Personal information
- Born: February 5, 1977 (age 48) Chicago, Illinois, U.S.
- Height: 5 ft 10 in (1.78 m)
- Weight: 197 lb (89 kg)

Career information
- High school: St. Rita (Chicago)
- College: Wisconsin
- NFL draft: 2000: undrafted

Career history
- Chicago Bears (2000–2004); Berlin Thunder (2001); Dallas Cowboys (2005–2006)*; Chicago Rush (2007); Arizona Cardinals (2007–2008);
- * Offseason and/or practice squad member only

Career NFL statistics
- Receptions: 19
- Receiving yards: 170
- Return yards: 1,505
- Stats at Pro Football Reference

= Ahmad Merritt =

American football player (born 1977)

Ahmad Rashad Merritt (born February 5, 1977) is an American former professional football player who was a wide receiver in the National Football League (NFL).

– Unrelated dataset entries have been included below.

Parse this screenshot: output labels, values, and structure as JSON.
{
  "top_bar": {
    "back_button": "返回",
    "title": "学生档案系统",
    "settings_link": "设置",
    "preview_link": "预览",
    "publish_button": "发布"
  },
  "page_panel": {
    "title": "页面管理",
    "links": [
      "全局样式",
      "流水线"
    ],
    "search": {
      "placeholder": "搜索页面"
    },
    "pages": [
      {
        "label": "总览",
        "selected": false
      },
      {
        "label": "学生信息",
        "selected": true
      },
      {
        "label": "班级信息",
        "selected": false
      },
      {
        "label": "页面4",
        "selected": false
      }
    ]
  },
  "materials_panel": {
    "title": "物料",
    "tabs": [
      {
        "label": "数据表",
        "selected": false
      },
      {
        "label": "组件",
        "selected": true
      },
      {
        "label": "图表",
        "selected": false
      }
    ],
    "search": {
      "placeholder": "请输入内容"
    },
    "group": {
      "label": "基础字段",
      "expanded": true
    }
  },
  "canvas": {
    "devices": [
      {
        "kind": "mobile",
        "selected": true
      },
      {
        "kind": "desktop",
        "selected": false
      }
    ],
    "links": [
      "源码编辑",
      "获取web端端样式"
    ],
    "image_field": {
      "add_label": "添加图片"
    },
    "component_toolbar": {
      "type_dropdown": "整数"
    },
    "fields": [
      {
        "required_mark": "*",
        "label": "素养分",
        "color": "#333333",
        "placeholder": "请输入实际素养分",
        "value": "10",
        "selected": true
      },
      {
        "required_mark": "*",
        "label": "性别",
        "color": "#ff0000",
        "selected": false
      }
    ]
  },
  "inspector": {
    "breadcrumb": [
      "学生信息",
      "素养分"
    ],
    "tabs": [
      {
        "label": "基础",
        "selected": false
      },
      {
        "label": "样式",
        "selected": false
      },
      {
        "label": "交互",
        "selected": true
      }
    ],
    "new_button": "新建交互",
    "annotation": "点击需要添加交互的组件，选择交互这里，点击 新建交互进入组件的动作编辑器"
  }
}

He played college football for the Wisconsin Badgers and was signed by the Chicago Bears as an undrafted free agent in 2000.

Merritt was a member of the Dallas Cowboys, Chicago Rush and Arizona Cardinals.

==Early life==
Merritt was born in Chicago and named after former NFL running back and wide receiver Ahmad Rashad, who was his father's favorite player at the time. Merritt attended St. Rita High School on Chicago's south side, where, as a senior, he earned All-America honors from Prep Football Report and SuperPrep. He had 63 receptions for 1,240 yards and 23 touchdowns throughout his high school career. Merritt was a grade school, high school, and college teammate of former NFL player Tony Simmons. Merritt and Simmons both played and caught touchdown passes in World Bowl IX. In 2012, Merritt was inducted into the St. Rita High School Hall of Fame.

==College career==
Merritt started 21 games at wide receiver but primarily served as a return specialist through his four years at Wisconsin. He finished his collegiate career with 36 receptions for 528 yards and two touchdowns, 28 kick returns for 521 yards and 25 punt returns for 165 yards.

==Professional career==

===Chicago Bears===
Merritt is probably most remembered for his 47-yard touchdown run on a reverse in the Bears 2001 divisional playoff loss to the Philadelphia Eagles (the last offensive touchdown scored for the Bears in Old Soldier Field). He was also the leading receiver of the 2001 World Bowl Champion Berlin Thunder of NFL Europa.

===Dallas Cowboys===
Merritt was in training camp with the Dallas Cowboys in 2005 and was on the verge of securing a roster spot when he tore ligaments in his foot and was given an injury settlement. He returned to the Cowboys in the offseason, but was later released a few days into training camp before the 2006 season.

===Chicago Rush===
Merritt started the first five games of the 2007 Arena Football season for the Chicago Rush, gaining 203 yards on 20 receptions with two touchdowns before being waived in early April.

===Arizona Cardinals===
Merritt was signed as a free agent by the Arizona Cardinals but spent his entire first season with the team on injured reserved after dislocating his ankle and breaking his fibula in a preseason game against the Houston Texans. He was re-signed by the team on March 26, 2008; however, he was released prior to the season on August 20.